Im Wohnen schlägt sich diese Ideologie als Wohnen auf Zeit nieder, flexibel, wechselhaft und wechselwillig; damit können allerdings kaum engere Bindungen an das Land und Erinnerungen an den Wohnraum entstehen.

Entgegen der globalen Entwurzelung sind Gegenkonzepte notwendig. Andernfalls gelingt es uns nicht, Menschen dauerhaft dazu zu bewegen, sich um ihre unmittelbare Umgebung und um ihr Gemeinwesen zu kümmern. Das Marktversagen ist überall dort, wo nicht ein „Geschäft“ lauert, eher Regel als Ausnahme. Abstrakte Theorien sind kaum zukunftsfähig, was zählt, ist die konkrete Verbindung zum Land.

Landflucht und globale Migration sind ein akutes Problem unserer Zeit. Zu diesem Problem gesellt sich das Aussterben des ländlichen Raumes, insbesondere in strukturschwachen Gebieten, während Ballungszentren gravitativ anziehend wirken und (zu) schnell wachsen. Das schnelle Wachstum vollzieht sich oberflächlich und verstärkt dadurch die gefühlte Heimatlosigkeit, indem inhumane Nicht-Orte entstehen [1].

Um Menschen am Ort zu binden, ist nach Bedarf der ansässigen Bevölkerung Baugrund auszuweisen und es sind Wohnbauprojekte zu forcieren.
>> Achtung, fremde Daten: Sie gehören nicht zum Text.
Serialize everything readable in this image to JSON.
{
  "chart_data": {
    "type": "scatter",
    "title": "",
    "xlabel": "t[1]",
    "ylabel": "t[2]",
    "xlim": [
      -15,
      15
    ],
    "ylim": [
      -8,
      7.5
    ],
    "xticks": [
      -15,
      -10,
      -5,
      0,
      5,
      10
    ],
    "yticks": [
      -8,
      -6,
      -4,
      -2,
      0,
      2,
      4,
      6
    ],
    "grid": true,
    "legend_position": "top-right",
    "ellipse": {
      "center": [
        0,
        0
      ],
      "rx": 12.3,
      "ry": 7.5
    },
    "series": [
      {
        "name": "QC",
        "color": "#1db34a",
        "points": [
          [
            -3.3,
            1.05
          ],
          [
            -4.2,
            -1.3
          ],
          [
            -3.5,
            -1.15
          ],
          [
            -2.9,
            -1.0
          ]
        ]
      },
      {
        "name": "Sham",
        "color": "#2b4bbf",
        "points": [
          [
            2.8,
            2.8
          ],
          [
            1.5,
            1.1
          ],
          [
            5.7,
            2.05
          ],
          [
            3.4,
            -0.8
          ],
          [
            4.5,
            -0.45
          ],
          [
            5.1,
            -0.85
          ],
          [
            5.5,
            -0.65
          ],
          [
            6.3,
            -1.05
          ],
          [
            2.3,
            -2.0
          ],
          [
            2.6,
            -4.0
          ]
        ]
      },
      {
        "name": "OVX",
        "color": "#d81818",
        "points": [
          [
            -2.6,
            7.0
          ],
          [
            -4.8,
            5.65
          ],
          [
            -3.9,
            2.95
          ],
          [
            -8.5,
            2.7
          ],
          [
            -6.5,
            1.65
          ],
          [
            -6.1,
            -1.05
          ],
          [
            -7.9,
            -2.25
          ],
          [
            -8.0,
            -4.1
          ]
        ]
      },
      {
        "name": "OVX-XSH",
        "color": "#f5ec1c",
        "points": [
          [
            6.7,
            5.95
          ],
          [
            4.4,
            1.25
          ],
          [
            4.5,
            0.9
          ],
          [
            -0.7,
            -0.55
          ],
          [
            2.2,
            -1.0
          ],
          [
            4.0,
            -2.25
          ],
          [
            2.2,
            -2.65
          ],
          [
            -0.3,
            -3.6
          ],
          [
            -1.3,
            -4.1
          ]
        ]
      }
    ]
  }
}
Viel zu oft sind die politisch-bürokratischen Akte schleppend, spekulativ und zermürbend und alles andere als dienstleistungsorientiert. Es fehlt am Bewusstsein der weitreichenden Konsequenzen einer weitsichtigen Wohnpolitik im Sinne eines solidarischen Patriotismus.

Wohneigentum schafft dauerhafte materielle und imaterielle Bindungen. Die materielle Zukunft und der Raum verweben sich durch die Eigentumsbindung am Ort. Daraus entwächst ein soziales Verantwortungsbewusstsein für die eigene Umgebung in Form eines solidarischen Patriotismus sowie die Verantwortung gegenüber der Dorfgemeinschaft und dem Gemeinwesen.

Politisch sind dazu in Zeiten der Immobilienspekulation bei sinkenden Reallöhnen konkrete Modelle zu schaffen, bei denen die Bildung von Wohneigentum gefördert wird, wie Wohngenossenschaften oder Mietkaufmodelle. Darin liegt eine ureigentümliche Verantwortung von Staatlichkeit im Sinne einer wirksamen Politik, die bereit ist, Richtungen einzuschlagen. Relative Armut trotz Erwerbstätigkeit oder Rente gehört zu den traurigen Bildern unserer Gegenwart, die Wohnkosten tragen ihr Wesentliches dazu bei.

Neben Wohneigentum sind stabile Mietverhältnisse wesentlich, weshalb wirtschaftliche Spekulation und soziale Brennpunkte zu unterbinden sind. Die Verantwortlichkeiten sind ordnungspolitischer, sozialpolitischer und wohnbaupolitischer Natur. Innere und soziale Sicherheit bilden eine notwendige Einheit.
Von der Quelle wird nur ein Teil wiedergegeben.